Sufi-Wirbeln

Ein Derwisch praktiziert mehrere Rituale, von denen das wichtigste das Dhikr ist, ein Gedenken an Allah. Das Dhikr beinhaltet das Rezitieren des hingebungsvollen islamischen Gebets. Dieses Dhikr wird mit körperlichen Bewegungsabläufen, insbesondere Tanzen und Wirbeln, verbunden, um einen Zustand zu erreichen, der von Außenstehenden als „ekstatische Trance“ angesehen wird. Wie von Sufis erklärt:

In der Symbolik des Sema-Rituals stellt der Kamelhaarhut (sikke) des Semazen den Grabstein des Egos dar; sein weiter, weißer Rock (tennure) repräsentiert das Leichentuch des Egos. Indem er seinen schwarzen Mantel (hırka) abnimmt, wird er spirituell zur Wahrheit wiedergeboren. Indem er zu Beginn des Sema seine Arme über Kreuz hält, stellt er die Zahl eins dar und bezeugt so die Einheit Gottes. Während des Wirbelns sind seine Arme geöffnet: sein rechter Arm ist zum Himmel gerichtet, bereit, Gottes Wohltaten zu empfangen; seine linke Hand, auf der seine Augen befestigt sind, ist der Erde zugewandt. Der Semazen vermittelt Gottes spirituelle Gabe an diejenigen, die dem Sema beiwohnen. Von rechts nach links um das Herz kreisend, umarmt der Semazen die ganze Menschheit mit Liebe. Der Mensch ist mit Liebe erschaffen worden, um zu lieben.

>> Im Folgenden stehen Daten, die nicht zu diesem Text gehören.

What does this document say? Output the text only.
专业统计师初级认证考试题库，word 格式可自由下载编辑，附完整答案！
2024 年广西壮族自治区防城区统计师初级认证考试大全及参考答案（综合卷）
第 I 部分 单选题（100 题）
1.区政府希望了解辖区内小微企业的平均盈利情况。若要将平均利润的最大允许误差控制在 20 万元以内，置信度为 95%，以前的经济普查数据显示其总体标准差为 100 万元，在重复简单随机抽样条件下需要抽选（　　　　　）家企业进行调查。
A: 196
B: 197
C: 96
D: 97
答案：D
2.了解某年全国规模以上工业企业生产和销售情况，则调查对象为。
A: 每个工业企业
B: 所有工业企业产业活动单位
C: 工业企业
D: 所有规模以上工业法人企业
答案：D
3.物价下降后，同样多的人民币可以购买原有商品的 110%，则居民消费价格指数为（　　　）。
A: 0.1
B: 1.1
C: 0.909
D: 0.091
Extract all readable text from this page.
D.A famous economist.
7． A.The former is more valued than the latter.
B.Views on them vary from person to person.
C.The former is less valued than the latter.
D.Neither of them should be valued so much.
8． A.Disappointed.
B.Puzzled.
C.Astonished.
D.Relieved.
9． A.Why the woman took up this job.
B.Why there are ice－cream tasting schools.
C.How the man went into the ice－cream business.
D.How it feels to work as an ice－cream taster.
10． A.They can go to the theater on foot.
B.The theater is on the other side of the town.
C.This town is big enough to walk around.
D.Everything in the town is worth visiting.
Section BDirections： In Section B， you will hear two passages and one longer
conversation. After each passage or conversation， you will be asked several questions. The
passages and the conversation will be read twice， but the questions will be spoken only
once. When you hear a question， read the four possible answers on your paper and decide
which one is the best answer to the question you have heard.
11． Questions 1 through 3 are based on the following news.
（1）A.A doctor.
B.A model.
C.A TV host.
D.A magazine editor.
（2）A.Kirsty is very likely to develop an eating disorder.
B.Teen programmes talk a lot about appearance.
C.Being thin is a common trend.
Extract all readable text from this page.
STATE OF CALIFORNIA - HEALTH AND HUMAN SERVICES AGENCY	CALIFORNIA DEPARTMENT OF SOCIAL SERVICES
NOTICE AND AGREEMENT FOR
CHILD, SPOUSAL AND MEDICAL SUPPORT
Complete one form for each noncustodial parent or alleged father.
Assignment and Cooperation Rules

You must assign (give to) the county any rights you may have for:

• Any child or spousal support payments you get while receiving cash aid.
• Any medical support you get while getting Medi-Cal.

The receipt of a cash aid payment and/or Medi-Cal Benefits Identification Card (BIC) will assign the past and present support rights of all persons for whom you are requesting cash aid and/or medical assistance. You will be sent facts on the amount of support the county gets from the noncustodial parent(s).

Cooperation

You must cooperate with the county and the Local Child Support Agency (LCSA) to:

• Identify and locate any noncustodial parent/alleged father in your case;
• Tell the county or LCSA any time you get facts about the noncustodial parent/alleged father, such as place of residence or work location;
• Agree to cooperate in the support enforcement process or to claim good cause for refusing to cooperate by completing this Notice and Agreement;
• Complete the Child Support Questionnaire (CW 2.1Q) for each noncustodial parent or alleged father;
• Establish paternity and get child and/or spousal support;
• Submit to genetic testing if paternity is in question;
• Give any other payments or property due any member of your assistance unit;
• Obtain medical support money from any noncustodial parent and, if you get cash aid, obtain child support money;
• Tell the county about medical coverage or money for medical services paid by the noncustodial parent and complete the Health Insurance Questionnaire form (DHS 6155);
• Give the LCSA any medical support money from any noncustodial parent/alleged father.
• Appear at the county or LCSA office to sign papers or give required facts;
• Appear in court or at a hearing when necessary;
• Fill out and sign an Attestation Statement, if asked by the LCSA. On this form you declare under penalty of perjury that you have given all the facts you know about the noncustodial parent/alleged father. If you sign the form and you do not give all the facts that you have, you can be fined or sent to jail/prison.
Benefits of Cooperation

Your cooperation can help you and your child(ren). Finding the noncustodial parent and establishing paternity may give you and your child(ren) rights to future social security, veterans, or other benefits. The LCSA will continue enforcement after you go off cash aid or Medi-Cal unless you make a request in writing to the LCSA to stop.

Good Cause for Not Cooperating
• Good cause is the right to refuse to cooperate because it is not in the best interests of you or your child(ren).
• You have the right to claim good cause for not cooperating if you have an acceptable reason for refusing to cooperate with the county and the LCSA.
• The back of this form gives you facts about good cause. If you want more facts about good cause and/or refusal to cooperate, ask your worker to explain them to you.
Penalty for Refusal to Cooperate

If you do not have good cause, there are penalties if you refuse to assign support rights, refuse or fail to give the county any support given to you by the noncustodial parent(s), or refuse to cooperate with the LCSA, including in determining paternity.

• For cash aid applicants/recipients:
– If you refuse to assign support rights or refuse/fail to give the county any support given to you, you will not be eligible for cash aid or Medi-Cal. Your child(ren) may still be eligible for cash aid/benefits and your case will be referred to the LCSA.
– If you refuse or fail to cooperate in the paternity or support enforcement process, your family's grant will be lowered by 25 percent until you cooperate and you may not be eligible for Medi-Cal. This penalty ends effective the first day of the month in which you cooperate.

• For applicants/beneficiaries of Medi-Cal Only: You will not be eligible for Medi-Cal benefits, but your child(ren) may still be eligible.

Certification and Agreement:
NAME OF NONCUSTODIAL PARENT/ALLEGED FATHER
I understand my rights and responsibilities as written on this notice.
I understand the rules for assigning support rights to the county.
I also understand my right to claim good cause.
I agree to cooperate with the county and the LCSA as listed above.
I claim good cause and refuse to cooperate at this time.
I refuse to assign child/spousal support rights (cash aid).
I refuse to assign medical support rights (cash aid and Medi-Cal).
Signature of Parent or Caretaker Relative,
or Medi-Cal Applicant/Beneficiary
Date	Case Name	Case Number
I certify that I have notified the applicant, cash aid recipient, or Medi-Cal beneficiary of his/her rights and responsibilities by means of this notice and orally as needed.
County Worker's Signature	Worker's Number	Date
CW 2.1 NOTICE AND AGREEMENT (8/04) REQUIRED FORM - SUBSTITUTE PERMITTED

Mevlâna Jalâluddîn Rumi sagt: „Alle Lieben sind eine Brücke zur göttlichen Liebe. Doch wer sie nicht gekostet hat, weiß es nicht!“

Beim Mevlevi-Orden wird die Praxis des Dhikr in traditioneller Kleidung ausgeführt: eine Tennure, eine ärmellose weiße Kutte, der Destegul, eine langärmelige Jacke, ein Gürtel und ein schwarzer Mantel oder Khirqa, der vor Beginn des Wirbelns ausgezogen wird. Zu Beginn des rituellen Tanzes setzt der Derwisch eine Filzkappe, eine Sikke, auf, zusätzlich zu einem um den Kopf gewickelten Turban, einem Markenzeichen des Mevlevi-Ordens. Der Scheich leitet das Ritual mit strengen Vorschriften. Zu Beginn,

Der Scheich steht in der ehrenvollsten Ecke des Tanzplatzes, und die Derwische gehen dreimal an ihm vorbei, tauschen jedes Mal Grüße aus, bis die kreisende Bewegung beginnt. Die Drehung selbst erfolgt auf dem linken Fuß, wobei das Zentrum der Drehung der Ballen des linken Fußes ist und die gesamte Oberfläche des Fußes in Kontakt mit dem Boden bleibt. Der Schwung für die Drehung kommt vom rechten Fuß, in einem vollen 360-Grad-Schritt. Der Tanz der Derwische ist eines der eindrucksvollsten Merkmale des mystischen Lebens im Islam, und die Musik, die ihn begleitet, ist von erlesener Schönheit, beginnend mit der großen Hymne zu Ehren des Propheten (na’t-i sharif, geschrieben von Jalaluddin selbst) und endend mit kurzen, enthusiastischen Liedern, die zum Teil auf Türkisch gesungen werden.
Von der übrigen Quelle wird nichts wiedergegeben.